AES Looking For Drones And Robotics Solutions To Improve The Safety And Availability Of Its Plants

The AES Corporation (NYSE:AES) today announced the advancement of its efforts to lead transformation in the energy industry with an open innovation contest targeted at improving the safety and increasing availability of power plants through unmanned inspections in extreme heat.

Andrés Gluski, AES President and CEO, said, "AES takes our mission of improving lives seriously and recognizes that today's energy solutions must evolve to meet tomorrow's needs. Engaging and collaborating with great thinkers outside our company and industry allows us to extend our internal innovation capabilities to create the best solutions for the future."

AES has a history of innovation in the industry, starting with the company's founding as one of the U.S.'s first independent power producers and continuing through today as the world's leading provider of energy storage solutions through its Advancion® product and leading user of drone-based applications in the electricity sector. The company remains committed to its efforts to turn ideas into real solutions by focusing on three areas that impact its ability to improve lives: developing a clean, unbreakable grid; creating a safer, smarter workplace; and considering the full energy value chain when seeking solutions to meet the challenges of growing communities and economies around the world.

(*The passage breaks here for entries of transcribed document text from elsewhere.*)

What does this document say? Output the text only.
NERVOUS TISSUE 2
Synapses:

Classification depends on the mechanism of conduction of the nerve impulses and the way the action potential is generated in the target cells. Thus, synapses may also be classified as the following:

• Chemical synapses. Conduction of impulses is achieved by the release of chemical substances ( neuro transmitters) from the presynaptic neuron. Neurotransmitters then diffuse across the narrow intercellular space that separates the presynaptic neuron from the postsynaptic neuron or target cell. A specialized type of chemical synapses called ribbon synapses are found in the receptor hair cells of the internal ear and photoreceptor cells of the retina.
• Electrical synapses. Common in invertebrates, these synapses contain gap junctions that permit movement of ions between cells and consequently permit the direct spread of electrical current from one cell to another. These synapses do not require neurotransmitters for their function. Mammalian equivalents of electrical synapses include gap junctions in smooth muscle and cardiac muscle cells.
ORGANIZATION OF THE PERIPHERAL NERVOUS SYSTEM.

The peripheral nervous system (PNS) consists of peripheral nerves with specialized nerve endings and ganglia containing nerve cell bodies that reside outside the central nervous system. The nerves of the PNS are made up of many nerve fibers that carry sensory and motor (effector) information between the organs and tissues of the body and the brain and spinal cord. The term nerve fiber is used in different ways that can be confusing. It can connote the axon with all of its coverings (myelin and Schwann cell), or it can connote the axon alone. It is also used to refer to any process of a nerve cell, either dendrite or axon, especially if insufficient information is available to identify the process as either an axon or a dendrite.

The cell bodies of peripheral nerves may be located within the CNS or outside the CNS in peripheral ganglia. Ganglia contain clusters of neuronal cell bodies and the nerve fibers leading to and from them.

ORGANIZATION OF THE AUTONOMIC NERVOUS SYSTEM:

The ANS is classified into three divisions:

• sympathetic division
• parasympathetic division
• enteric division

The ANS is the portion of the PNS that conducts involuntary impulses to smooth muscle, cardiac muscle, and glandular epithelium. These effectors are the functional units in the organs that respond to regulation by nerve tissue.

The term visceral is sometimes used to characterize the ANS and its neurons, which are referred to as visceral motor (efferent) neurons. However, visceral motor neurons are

To further its efforts to create a safer, smarter workplace, AES is launching an Open Innovation Contest in partnership with NineSigma, a company with extensive external resources and connections to accelerate innovation.

It is estimated that more than 20,000 MW of generation capacity is offline globally at all times due in part to outage-related inspections, reducing the ability of electric grids to absorb variable renewable sources like wind and solar. These outages represent $1B in lost power capacity, nearly the energy consumption in the state of Virginia every year. Electricity generation can require extreme heat conditions. When a system failure occurs that halts electricity generation and we need to inspect and repair equipment, we must wait until temperatures reach a sufficiently low level for someone with personal protective equipment to enter the confined space safely to inspect and repair the equipment. It not only can be hazardous work, but also increases the time it takes the company to begin generating electricity again.